CareerCup

public static long calculate(int n){
    int sum = 0;
    for(int i=1, factorial=1, sign=1; i <= n; i++, factorial*=i, sign*=-1)
  	  sum += sign*factorial;
    return sum;
  }

Swift

///func factorial(n:Int, result:Int = 1)->Int {
///    if n < 1 { return result }
///    return factorial(n - 1, result: result * n)
///}

///func nfactorial(n:Int, result:Int = 0)->Int {
///    if n < 1 { return result }
///    return nfactorial(n - 1, result: factorial(n) + result)
///}

nfactorial(5) // 153



// I did read the problem wrong. Need new glasses. Thanks!
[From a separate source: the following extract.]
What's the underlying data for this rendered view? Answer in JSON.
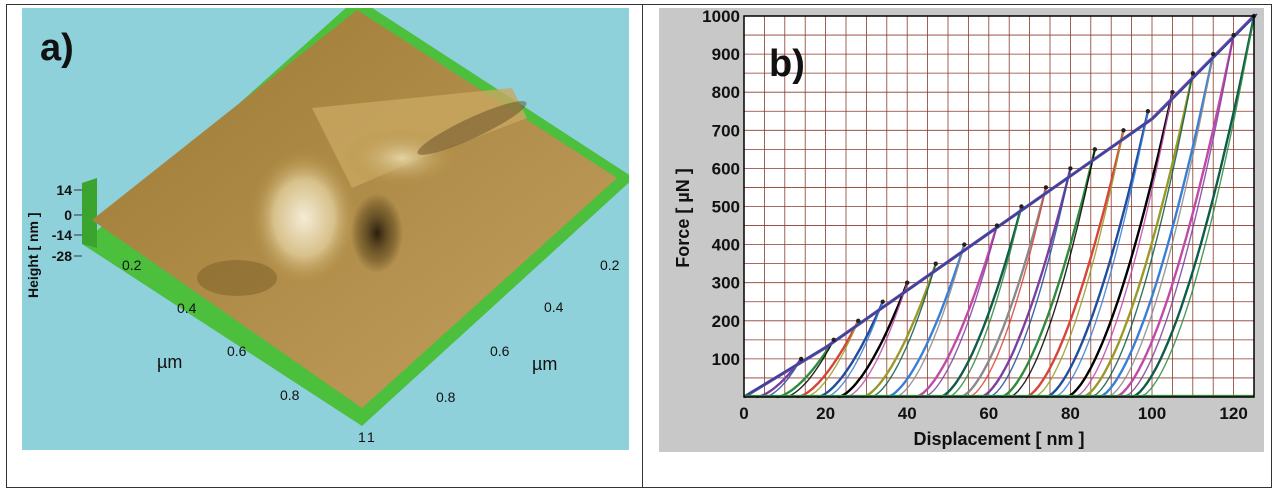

func factorial(n:Int, result:Int = 1)->Int {
    if n < 1 { return result }
    return factorial(n - 1, result: result * n)
}

func nfactorial(n:Int, val:Int = 1, result:Int = 0)->Int {
    if val > n { return result }
    let f = factorial(val)
    let m = val % 2 == 0 ? (result - f) : (result + f)
    return nfactorial(n, val:val + 1, result:m)
}

Observation:
As there are only 3 elements of series it's hard to assume anything. But if the assumption of deducting even factorial from the previous odd factorial.
here is the solution with O(1) space and O(n) time

def fancyFactorial(n):
    
    n1fact = 1
    result = 1
    if n <= 1:
        return n1fact
    
    i = 2
    while i <= n:
        n1fact = n1fact * i
        if i % 2 == 0:
            result = result - n1fact
        else:
            result = result + n1fact
        i += 1
    
    return result

'use strict';

function compute(n) {
    if (n <= 1) return 1;
    let factorial = 1;
    let result = 0;

    for (let i = 1; i <= n; i++) {
        factorial = factorial * i;
        if (i % 2 == 0) {
            result = result - factorial;
        }
        else {
            result = result + factorial;
        }
    }

    return result;
}

Swift 2.2. Doesn't account for overflow.

func sumOfFactorialsTo(n: Int)-> Int {
    var result = 0
    var factorial = 1
    for i in 1 ... n {
        factorial *= i
        result += (i % 2 == 0 ? -1 : 1) * factorial
        
    }
    return result
    
}

// return 1! - 2! + 3! - 4!... n!
	public static int calculate(int n) { 
	  int []factorial = new int[n];
	  factorial[0] = 1; //1!

	  int result = factorial[0];
	  for(int i=2;i<=n;i++) { // i = 1
	      factorial [i-1] = factorial[i - 2] * i;
	      if(n % 2 == 0) {
	        result -= factorial[i-1];
	      } else {
	        result += factorial[i-1];
	      }
	  }
	  return result;
	}

Time Complexity : O(n) for iterations, O(1) - constant access for array
Space Complexity : Additional space of size n

public static int getFactorialSum(int n){
		
		if(n == 1) return 1;
		
		int factorial = 1;
		int cummlativeSum = 0;
		for(int j = 1; j <=n; j++){
			factorial = factorial * j;
			if(j % 2 != 0) cummlativeSum = cummlativeSum - factorial;
			cummlativeSum = cummlativeSum + factorial;
		}
		return cummlativeSum;
	}

Calculates the new Factorial in every iteration

public int Calculate(int n)
{
	int total = 0;
	int fact = -1;
	
	for (int i=1; i <=n; i++)
	{
		fact *= -i;
		total += fact;
	}
	
	return total;
}